From Forbes Magazine
& Kristi Hedges, contributor
If you’ve read my columns, you know I’ve been on a bit of an Adam Grant kick this year. The Wharton professor’s book, Give and Take, has had those of us in the leadership field thinking and talking. It’s made numerous lists of the year’s best business books, as it offers significant, research-based, evidence that disputes many of the influencing practices that we take to be correct.
Grant’s work is immensely practical and timely. It cuts to the core of the influencing skills so many professionals are trying to strengthen in our current virtual, distributed workforces.
One of my favorite elements of Grant’s work involves negotiation. Being able to negotiate well impacts so many key factors in our careers. We negotiate for our jobs and salaries, for promotions and resources, with clients, and in sales. And if you’re in a field like law or investment banking, you negotiate non-stop.
Grant, and his colleague Northwestern University professor Adam Galinsky, are well worth the read if you’re trying to bone up on your own negotiation skills. And let’s face it, aren’t we all? Even the best negotiators fall prey to some of the traps that the research indicates simply do not get the best deal.
Here are the recommended best practices from Grant and Galinsky. How do yours compare?
1. Share information.
We often approach negotiation being very guarded and wary of showing our cards. Yet, while we believe this is a smart approach, it has a negative impact on our outcomes and inhibits trust.

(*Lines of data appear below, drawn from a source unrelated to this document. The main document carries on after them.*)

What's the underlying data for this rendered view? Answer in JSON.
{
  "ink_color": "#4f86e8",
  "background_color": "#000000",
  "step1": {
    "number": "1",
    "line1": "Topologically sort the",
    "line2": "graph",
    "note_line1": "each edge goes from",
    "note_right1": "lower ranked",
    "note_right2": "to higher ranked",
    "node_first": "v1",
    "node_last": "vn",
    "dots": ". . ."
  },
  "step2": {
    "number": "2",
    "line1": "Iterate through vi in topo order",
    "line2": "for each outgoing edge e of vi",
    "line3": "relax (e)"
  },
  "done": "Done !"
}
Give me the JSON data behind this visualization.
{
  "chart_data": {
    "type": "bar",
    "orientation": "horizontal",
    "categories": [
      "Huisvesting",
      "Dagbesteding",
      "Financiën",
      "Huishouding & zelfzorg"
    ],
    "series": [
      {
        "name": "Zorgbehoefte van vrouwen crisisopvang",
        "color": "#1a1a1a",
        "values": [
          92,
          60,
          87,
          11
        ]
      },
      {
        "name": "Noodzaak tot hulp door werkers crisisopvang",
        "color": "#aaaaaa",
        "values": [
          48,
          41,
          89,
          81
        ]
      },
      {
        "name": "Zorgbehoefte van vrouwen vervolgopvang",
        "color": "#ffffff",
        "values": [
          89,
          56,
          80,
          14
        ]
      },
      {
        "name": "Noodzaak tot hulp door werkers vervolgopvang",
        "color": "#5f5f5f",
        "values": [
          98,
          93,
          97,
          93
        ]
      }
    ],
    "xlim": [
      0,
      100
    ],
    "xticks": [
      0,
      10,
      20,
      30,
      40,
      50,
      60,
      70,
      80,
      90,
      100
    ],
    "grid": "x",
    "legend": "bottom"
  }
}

As Grant points out, people tend to be matchers and “follow the norm of reciprocity, responding in kind to how we treat them.” If we want to be trusted, we must first offer it.
Studies have shown that revealing some information, even when it’s unrelated to the negotiation, increases the outcome. You don’t have to put all of your cards on the table at the outset. Simply putting something of yourself out there – your hobbies, personal concerns, or hopes – can set a positive tone that’s conducive to gaining agreement.
2. Rank order your priorities.
Typically when we negotiate, we know what our key issues are, and we sequence them. For example, if we’re trying to close a new client, we might say that the price is most important, and if we don’t agree, there’s no use to continue.
Grant recommends another approach called rank ordering. His research shows that you are able to achieve better outcomes by ranking and leaving all the issues on the table and being transparent about it. That way both parties can compare their rankings and determine what the full set of options really are.
In the above example, perhaps you could make trade-offs in scope or travel requirements if the client can’t get to your price.
3. Go in knowing your target price and your walkaway terms.
Galinsky calls your walkaway price (or terms) your reservation price. Your target price is what you’re hoping for. Often we go into negotiations with one or the other – or let our partner start the bidding. This puts us at a huge disadvantage.
It’s critical to do the research ahead of time here. You need your research to be based on firm data, as not only will it provide more confidence and power to you, but it also reduces the chance that you’ll throw something crazy out there. By knowing your own range, it will help you make better decisions in the moment, and be clear about your limits.
4. Make the first offer.
This is one piece of advice that clearly defies conventional wisdom. In negotiations, information is often equated with power. We believe it’s best to extract as much as possible from the other person before tipping our own hand.
Grant and Galinsky both agree that the research is clear on this point: people who make first offers get better terms that are closer to their target price. The reason is the psychological principle of anchoring. Whatever the first number is on the table, both parties begin to work around it. It sets the stage.
Often we are reluctant to go first because we may be way off, and disengage the other party. But Galinksy notes that this does not play out in the research. He said that most people make first offers that aren’t aggressive enough.
There’s a reason we have the adage, “you get what you pay for.” Higher prices make the buyer focus on the positives, while lower ones invite focus on the downsides. In other words, we find data that supports this anchor. (Consider real estate: a high-priced home makes us look at all the desirable qualities, while a below-market offering brings up a bad location or needed repairs.)
Galinsky says that ideally the best first offer is one that’s just outside your partner’s reservation price, but not so far that they have sticker shock.
5. Don’t counter too low.
If you aren’t able to make the first offer, then you need to also protect yourself against the anchoring effect. Caution: most people go too low, too quickly. Your counter should be based on the same information you would have used if you’d made the first offer, Galinsky says.
You may also want to consider re-anchoring, as Grant puts it. Let the other person know that their offer is way off, and go back in with a new reset. It also may be helpful to call out what you’re observing to redirect the conversation, i.e. you may be trying to test my thinking with that first offer, but here’s more of what I had in mind.
6. Counter offers make both parties more satisfied.
Every buyer wants to feel that they got a good deal; every seller wants to feel as if they drove a hard bargain. Parties are most satisfied on both fronts if there was some back and forth. This may come as a surprise if you’re someone who abhors negotiation.
Galinsky even advises that you shouldn’t take the first offer, even if it meets your needs. By going back and asking for concessions you can ensure that you got the best deal, and increase your partner’s satisfaction as well. More satisfied partners are more likely to work harder and be more committed to the end result, which is the ideal outcome from the start.
What do you think of these negotiation tactics?